再看到小忧,江小雅没了好颜色,“没想到段容也有看走眼的时候呢,哦不,或者应该说你是平王派去他那里的卧底!真是,演技这么精湛了得,想必得了不少好处吧,看在我这么配合你的份上,分我一点呗。”
小忧砰的跪了下去,“小忧知道自己纵使有一千张嘴解释,郡主也不会再信了。只是小忧真的不是平王的人,之所以昧着良心助纣为虐全是因为他们拿了小忧哥哥的性命相胁,小忧保证此事过后必以死谢罪,但王爷的事情……”
“够了你,别再拿段容的事情来糊弄我。还有,从今往后都不要再出现在我面前,那样只会让我倒味口。”愤然回房。
房间里打扫卫生的宫女见江小雅面带愠色,很识相的准备溜掉,却还是被她叫住了一个。然后拉着人家小姑娘就开始一个劲儿的聊,什么你叫什么名字,进宫多久了,之前都在哪里伺候之类等等闲及无聊的问题。
小宫女很老实,江小雅问什么都回答。
话锋一转,“那你可知道房道廷。”
小宫女嘎然一咽,顿时就和江小雅保持起了距离,“郡主想知道什么?奴婢什么也不知道。”
江小雅呵呵笑着,眺了眼外头,过来揽住小宫女的肩,“实话同你说,其实房道廷是我的情郎呢,这不是因为同柳大人有过一段过往才被平王殿下硬拉来此处撮合,可那都已经是过去的事了,我现在心心念念的人只有房道廷,你一定知道他的事情对不对。”
小宫女戒备地瞅了瞅江小雅,突然奇怪道:“大家都传说郡主同安平王殿下郎情妾意,如今听郡主这样一说,那些原来都是谣传呢。”
江小雅汗颜,顺势笑道:“人言不可尽信。你快告诉我他现在是个什么情况,我在这里也不知道外头如何,真是煎熬的很呢,你行行好,告诉我吧。”

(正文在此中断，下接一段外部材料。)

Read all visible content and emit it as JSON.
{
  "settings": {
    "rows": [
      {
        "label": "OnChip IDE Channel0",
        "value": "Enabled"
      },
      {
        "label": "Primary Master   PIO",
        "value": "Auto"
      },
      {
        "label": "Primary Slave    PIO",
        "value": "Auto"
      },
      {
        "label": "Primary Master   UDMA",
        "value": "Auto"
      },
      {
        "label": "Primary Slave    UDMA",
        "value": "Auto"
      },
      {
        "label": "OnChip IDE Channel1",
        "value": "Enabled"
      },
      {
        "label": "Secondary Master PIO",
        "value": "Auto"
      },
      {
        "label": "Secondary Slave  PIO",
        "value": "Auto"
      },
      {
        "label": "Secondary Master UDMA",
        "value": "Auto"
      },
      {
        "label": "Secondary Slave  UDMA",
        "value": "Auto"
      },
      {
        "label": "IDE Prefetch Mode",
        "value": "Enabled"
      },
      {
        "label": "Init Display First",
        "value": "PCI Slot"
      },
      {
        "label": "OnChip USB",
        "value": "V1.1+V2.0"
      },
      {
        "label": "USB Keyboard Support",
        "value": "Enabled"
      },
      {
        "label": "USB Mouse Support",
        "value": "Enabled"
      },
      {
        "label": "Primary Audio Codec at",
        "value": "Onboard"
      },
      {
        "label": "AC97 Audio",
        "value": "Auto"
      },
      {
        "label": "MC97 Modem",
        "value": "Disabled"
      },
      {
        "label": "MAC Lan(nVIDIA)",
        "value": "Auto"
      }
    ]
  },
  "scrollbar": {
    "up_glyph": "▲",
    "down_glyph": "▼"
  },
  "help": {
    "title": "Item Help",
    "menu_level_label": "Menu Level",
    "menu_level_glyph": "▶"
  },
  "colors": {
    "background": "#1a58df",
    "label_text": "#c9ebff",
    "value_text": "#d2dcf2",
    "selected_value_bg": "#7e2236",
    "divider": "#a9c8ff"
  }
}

小宫女这才琢磨着说,“其实奴婢知道的也不多,就在月前,柳大人保荐了房大人进了御史台,担任中丞一职。听人说他为了感激柳大人的举荐之恩,便扬言道是要办一件大事。”
见小宫女语焉不详,江小雅忙左右追问,“何等大事。”
小宫女开始直推脱说不得要掉脑袋,后被江小雅磨怕了,才附耳道去。原来房道廷上任干的第一件事就是状告当朝太皇太后、寿阳公主、安宁公主等几位皇家贵胄在二十几年前犯下的几桩杀人命案,又是在各番国使臣前来吊唁国丧未离去之时,很是掀起了一阵轩然大波,江小雅之前一直都别苑,是以对此事从未耳闻。

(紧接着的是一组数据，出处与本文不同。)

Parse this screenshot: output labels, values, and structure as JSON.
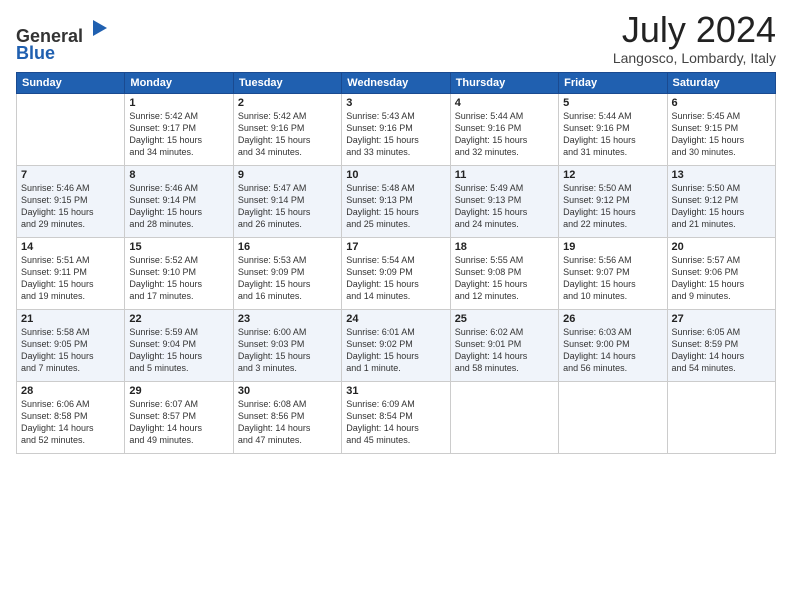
{
  "header": {
    "logo_line1": "General",
    "logo_line2": "Blue",
    "month": "July 2024",
    "location": "Langosco, Lombardy, Italy"
  },
  "weekdays": [
    "Sunday",
    "Monday",
    "Tuesday",
    "Wednesday",
    "Thursday",
    "Friday",
    "Saturday"
  ],
  "weeks": [
    [
      {
        "day": "",
        "info": ""
      },
      {
        "day": "1",
        "info": "Sunrise: 5:42 AM\nSunset: 9:17 PM\nDaylight: 15 hours\nand 34 minutes."
      },
      {
        "day": "2",
        "info": "Sunrise: 5:42 AM\nSunset: 9:16 PM\nDaylight: 15 hours\nand 34 minutes."
      },
      {
        "day": "3",
        "info": "Sunrise: 5:43 AM\nSunset: 9:16 PM\nDaylight: 15 hours\nand 33 minutes."
      },
      {
        "day": "4",
        "info": "Sunrise: 5:44 AM\nSunset: 9:16 PM\nDaylight: 15 hours\nand 32 minutes."
      },
      {
        "day": "5",
        "info": "Sunrise: 5:44 AM\nSunset: 9:16 PM\nDaylight: 15 hours\nand 31 minutes."
      },
      {
        "day": "6",
        "info": "Sunrise: 5:45 AM\nSunset: 9:15 PM\nDaylight: 15 hours\nand 30 minutes."
      }
    ],
    [
      {
        "day": "7",
        "info": "Sunrise: 5:46 AM\nSunset: 9:15 PM\nDaylight: 15 hours\nand 29 minutes."
      },
      {
        "day": "8",
        "info": "Sunrise: 5:46 AM\nSunset: 9:14 PM\nDaylight: 15 hours\nand 28 minutes."
      },
      {
        "day": "9",
        "info": "Sunrise: 5:47 AM\nSunset: 9:14 PM\nDaylight: 15 hours\nand 26 minutes."
      },
      {
        "day": "10",
        "info": "Sunrise: 5:48 AM\nSunset: 9:13 PM\nDaylight: 15 hours\nand 25 minutes."
      },
      {
        "day": "11",
        "info": "Sunrise: 5:49 AM\nSunset: 9:13 PM\nDaylight: 15 hours\nand 24 minutes."
      },
      {
        "day": "12",
        "info": "Sunrise: 5:50 AM\nSunset: 9:12 PM\nDaylight: 15 hours\nand 22 minutes."
      },
      {
        "day": "13",
        "info": "Sunrise: 5:50 AM\nSunset: 9:12 PM\nDaylight: 15 hours\nand 21 minutes."
      }
    ],
    [
      {
        "day": "14",
        "info": "Sunrise: 5:51 AM\nSunset: 9:11 PM\nDaylight: 15 hours\nand 19 minutes."
      },
      {
        "day": "15",
        "info": "Sunrise: 5:52 AM\nSunset: 9:10 PM\nDaylight: 15 hours\nand 17 minutes."
      },
      {
        "day": "16",
        "info": "Sunrise: 5:53 AM\nSunset: 9:09 PM\nDaylight: 15 hours\nand 16 minutes."
      },
      {
        "day": "17",
        "info": "Sunrise: 5:54 AM\nSunset: 9:09 PM\nDaylight: 15 hours\nand 14 minutes."
      },
      {
        "day": "18",
        "info": "Sunrise: 5:55 AM\nSunset: 9:08 PM\nDaylight: 15 hours\nand 12 minutes."
      },
      {
        "day": "19",
        "info": "Sunrise: 5:56 AM\nSunset: 9:07 PM\nDaylight: 15 hours\nand 10 minutes."
      },
      {
        "day": "20",
        "info": "Sunrise: 5:57 AM\nSunset: 9:06 PM\nDaylight: 15 hours\nand 9 minutes."
      }
    ],
    [
      {
        "day": "21",
        "info": "Sunrise: 5:58 AM\nSunset: 9:05 PM\nDaylight: 15 hours\nand 7 minutes."
      },
      {
        "day": "22",
        "info": "Sunrise: 5:59 AM\nSunset: 9:04 PM\nDaylight: 15 hours\nand 5 minutes."
      },
      {
        "day": "23",
        "info": "Sunrise: 6:00 AM\nSunset: 9:03 PM\nDaylight: 15 hours\nand 3 minutes."
      },
      {
        "day": "24",
        "info": "Sunrise: 6:01 AM\nSunset: 9:02 PM\nDaylight: 15 hours\nand 1 minute."
      },
      {
        "day": "25",
        "info": "Sunrise: 6:02 AM\nSunset: 9:01 PM\nDaylight: 14 hours\nand 58 minutes."
      },
      {
        "day": "26",
        "info": "Sunrise: 6:03 AM\nSunset: 9:00 PM\nDaylight: 14 hours\nand 56 minutes."
      },
      {
        "day": "27",
        "info": "Sunrise: 6:05 AM\nSunset: 8:59 PM\nDaylight: 14 hours\nand 54 minutes."
      }
    ],
    [
      {
        "day": "28",
        "info": "Sunrise: 6:06 AM\nSunset: 8:58 PM\nDaylight: 14 hours\nand 52 minutes."
      },
      {
        "day": "29",
        "info": "Sunrise: 6:07 AM\nSunset: 8:57 PM\nDaylight: 14 hours\nand 49 minutes."
      },
      {
        "day": "30",
        "info": "Sunrise: 6:08 AM\nSunset: 8:56 PM\nDaylight: 14 hours\nand 47 minutes."
      },
      {
        "day": "31",
        "info": "Sunrise: 6:09 AM\nSunset: 8:54 PM\nDaylight: 14 hours\nand 45 minutes."
      },
      {
        "day": "",
        "info": ""
      },
      {
        "day": "",
        "info": ""
      },
      {
        "day": "",
        "info": ""
      }
    ]
  ]
}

“那结果如何了。”想起被掳进皇宫后所见的那些人,包括听到的那些奇怪话,原来房道廷那厮蛰伏多年为的就是这个事,城府可真够深的。
“郡主想也知道,一个小小的中丞想要做憾天的事情,这不是以卵击石嘛。”瞅瞅江小雅,“奴婢多嘴了,郡主好生歇着吧。”
江小雅还想问她什么,结果却一溜烟的跑掉了。
江小雅在屋内来回踱步着思考房道廷的问题,很是想不通他为什么会跳出来做这件事,以他同段容差不离的年纪应该和当年的事情没什么瓜葛才对。即便要做,也应该是段容这个最直接的受害者,而不是他这个来路不明的……
倏尔,江小雅又摇起头来,她虽然不清楚房道廷的来路,但从这件事上看,他显然不是临时起意的。这么处心积虑的进御史台,如果非说要报答柳庆元,应该老实本分的坐班,不惹丁点事非才对,他这个做法摆明就没有丝毫要顾及柳庆元的意思。又或者,他也是当年那些受害者的后人之一,像她一样?

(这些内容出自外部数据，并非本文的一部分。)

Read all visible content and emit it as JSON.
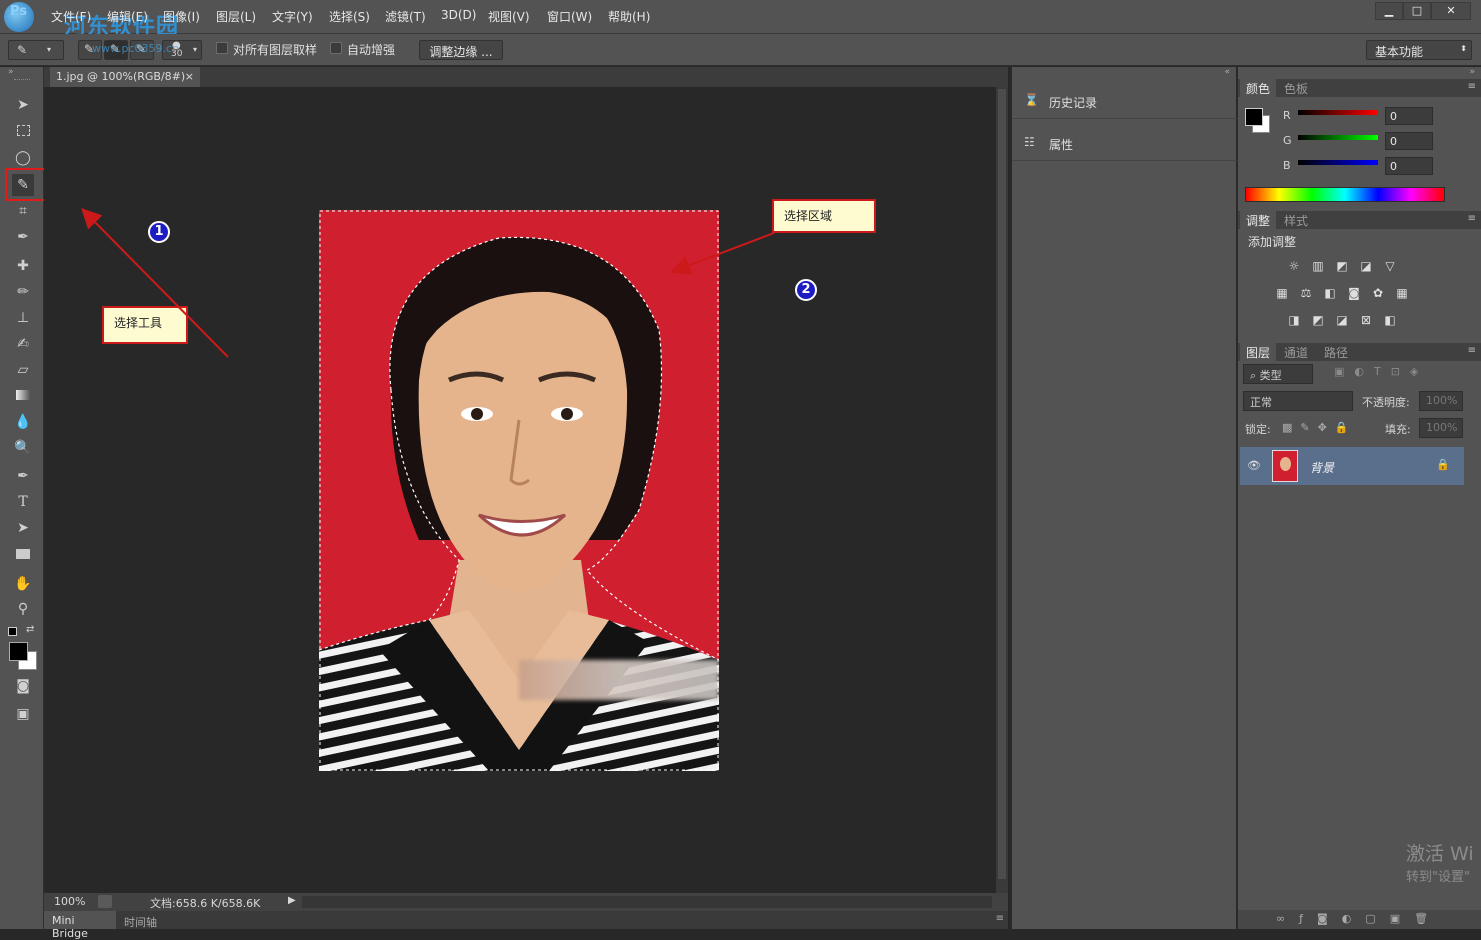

为此,江小雅足足琢磨了一天,她是秦青的女儿,段容是宛国公主的儿子,那位习武的阿姨当年就已经死了,而且也没听说有什么蓝颜知己,剩下的就只有梅若兰了,房道廷会是梅若兰同燕大叔的儿子?那不就是燕于临的兄弟了。脑补到最后,江小雅忍不住呵呵了,这都什么跟什么呢,房道廷如果真是梅若兰的儿子,她自己又岂会不知,燕大侠还不乐坏,燕大婶还不提刀来杀……
好在,在这混乱的思绪下,柳庆元来了。
“你来的太好了,快同我说说现在是什么情况。”
柳庆元却不急于说事,拉起江小雅的手,含情脉脉道:“你瘦了惠儿。”
“……”江小雅别开手,保持起距离先。“咱们先别闲话了,房道廷怎么样了,还有鞠康的事情,你去找虎贲将军了没,现在只有他……”话没说完,又被柳庆元突然拥抱住了。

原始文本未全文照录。